SpaceX Floats A $60B Cursor Buy Option

What happened: TechCrunch reports SpaceX struck a deal with Cursor to build a next-generation “coding and knowledge work AI,” including a provision that SpaceX will either pay Cursor $10 billion for the work or acquire it for $60 billion later this year.

Why it matters: Because “AI coding” is now a distribution + deal-terms sport. When buy-options and breakup-fee energy show up, it's a signal the toolchain is becoming strategic infrastructure, not just a productivity app your team installs on a Friday.

Wider context: The developer-tooling race is colliding with lab platform moves: Cursor reportedly still sells access to Claude and GPT models even as OpenAI and Anthropic ship their own coding tools. Everyone wants to own the workflow, because that's where the rent lives.

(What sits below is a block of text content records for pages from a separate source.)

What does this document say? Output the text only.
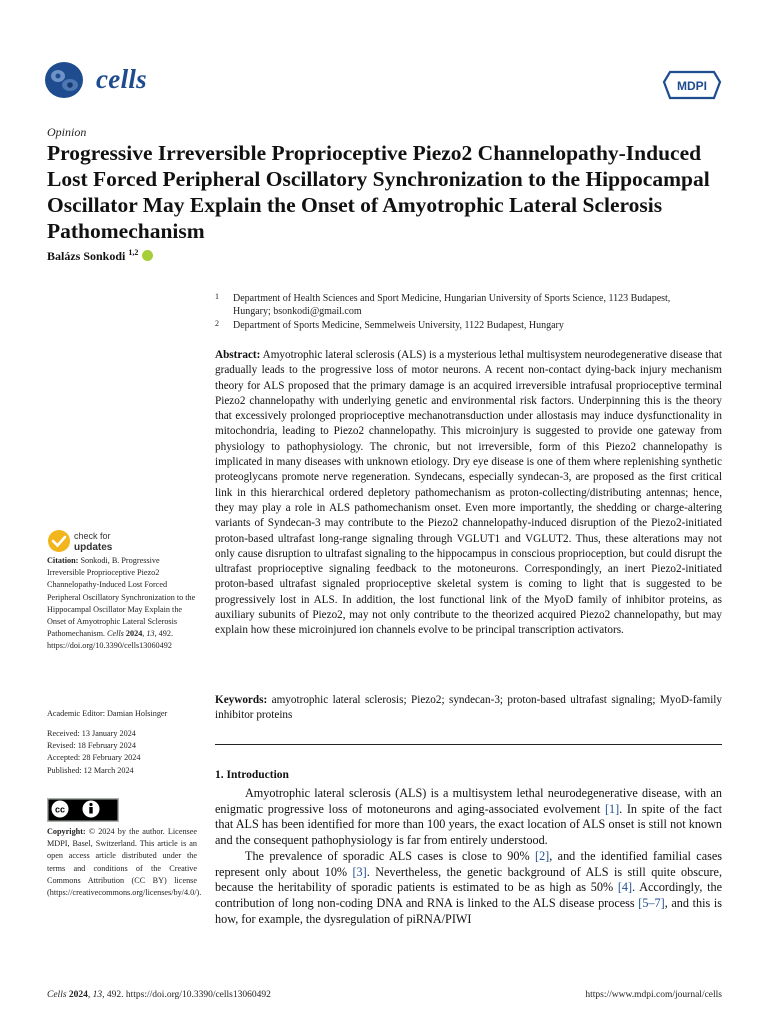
cells	MDPI
Opinion
Progressive Irreversible Proprioceptive Piezo2 Channelopathy-Induced Lost Forced Peripheral Oscillatory Synchronization to the Hippocampal Oscillator May Explain the Onset of Amyotrophic Lateral Sclerosis Pathomechanism
Balázs Sonkodi $^{1,2}$
1 Department of Health Sciences and Sport Medicine, Hungarian University of Sports Science, 1123 Budapest, Hungary; bsonkodi@gmail.com
2 Department of Sports Medicine, Semmelweis University, 1122 Budapest, Hungary
Abstract: Amyotrophic lateral sclerosis (ALS) is a mysterious lethal multisystem neurodegenerative disease that gradually leads to the progressive loss of motor neurons. A recent non-contact dying-back injury mechanism theory for ALS proposed that the primary damage is an acquired irreversible intrafusal proprioceptive terminal Piezo2 channelopathy with underlying genetic and environmental risk factors. Underpinning this is the theory that excessively prolonged proprioceptive mechanotransduction under allostasis may induce dysfunctionality in mitochondria, leading to Piezo2 channelopathy. This microinjury is suggested to provide one gateway from physiology to pathophysiology. The chronic, but not irreversible, form of this Piezo2 channelopathy is implicated in many diseases with unknown etiology. Dry eye disease is one of them where replenishing synthetic proteoglycans promote nerve regeneration. Syndecans, especially syndecan-3, are proposed as the first critical link in this hierarchical ordered depletory pathomechanism as proton-collecting/distributing antennas; hence, they may play a role in ALS pathomechanism onset. Even more importantly, the shedding or charge-altering variants of Syndecan-3 may contribute to the Piezo2 channelopathy-induced disruption of the Piezo2-initiated proton-based ultrafast long-range signaling through VGLUT1 and VGLUT2. Thus, these alterations may not only cause disruption to ultrafast signaling to the hippocampus in conscious proprioception, but could disrupt the ultrafast proprioceptive signaling feedback to the motoneurons. Correspondingly, an inert Piezo2-initiated proton-based ultrafast signaled proprioceptive skeletal system is coming to light that is suggested to be progressively lost in ALS. In addition, the lost functional link of the MyoD family of inhibitor proteins, as auxiliary subunits of Piezo2, may not only contribute to the theorized acquired Piezo2 channelopathy, but may explain how these microinjured ion channels evolve to be principal transcription activators.
Keywords: amyotrophic lateral sclerosis; Piezo2; syndecan-3; proton-based ultrafast signaling; MyoD-family inhibitor proteins
check for
updates
Citation: Sonkodi, B. Progressive Irreversible Proprioceptive Piezo2 Channelopathy-Induced Lost Forced Peripheral Oscillatory Synchronization to the Hippocampal Oscillator May Explain the Onset of Amyotrophic Lateral Sclerosis Pathomechanism. Cells 2024, 13, 492. https://doi.org/10.3390/cells13060492
Academic Editor: Damian Holsinger
Received: 13 January 2024
Revised: 18 February 2024
Accepted: 28 February 2024
Published: 12 March 2024
cc
Copyright: © 2024 by the author. Licensee MDPI, Basel, Switzerland. This article is an open access article distributed under the terms and conditions of the Creative Commons Attribution (CC BY) license (https://creativecommons.org/licenses/by/4.0/).
1. Introduction

Amyotrophic lateral sclerosis (ALS) is a multisystem lethal neurodegenerative disease, with an enigmatic progressive loss of motoneurons and aging-associated evolvement [1]. In spite of the fact that ALS has been identified for more than 100 years, the exact location of ALS onset is still not known and the consequent pathophysiology is far from entirely understood.

The prevalence of sporadic ALS cases is close to 90% [2], and the identified familial cases represent only about 10% [3]. Nevertheless, the genetic background of ALS is still quite obscure, because the heritability of sporadic patients is estimated to be as high as 50% [4]. Accordingly, the contribution of long non-coding DNA and RNA is linked to the ALS disease process [5–7], and this is how, for example, the dysregulation of piRNA/PIWI

Cells 2024, 13, 492. https://doi.org/10.3390/cells13060492	https://www.mdpi.com/journal/cells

Background: TechCrunch notes prior reporting that Cursor was eyeing a $50B valuation, and describes rapid valuation jumps in recent funding. It also references talent moves toward xAI and claims about SpaceX's Colossus compute as part of the partnership pitch.


Singularity Soup Take: This is what “agentic” looks like in capitalism: not demos, but options, valuations, and a $10B clause that reads like a prenup for software. Whoever owns the coding workflow gets to tax the future, preferably in cash and stock.

Key Takeaways:

  • Option Economics: SpaceX's reported terms bake in either a $10B payment or a $60B acquisition option, which effectively prices Cursor as strategic infrastructure, not a normal SaaS tool.
  • Workflow Control: Cursor's dependency on leading lab models is described as an awkward arrangement as those labs launch competing products, making vertical integration (or a compute partner) a way to reduce reliance on rivals.
  • IPO Signaling: TechCrunch frames the partnership in the context of SpaceX's anticipated IPO, where high-growth AI adjacency can be pitched as part of the broader “Musk ecosystem” value story.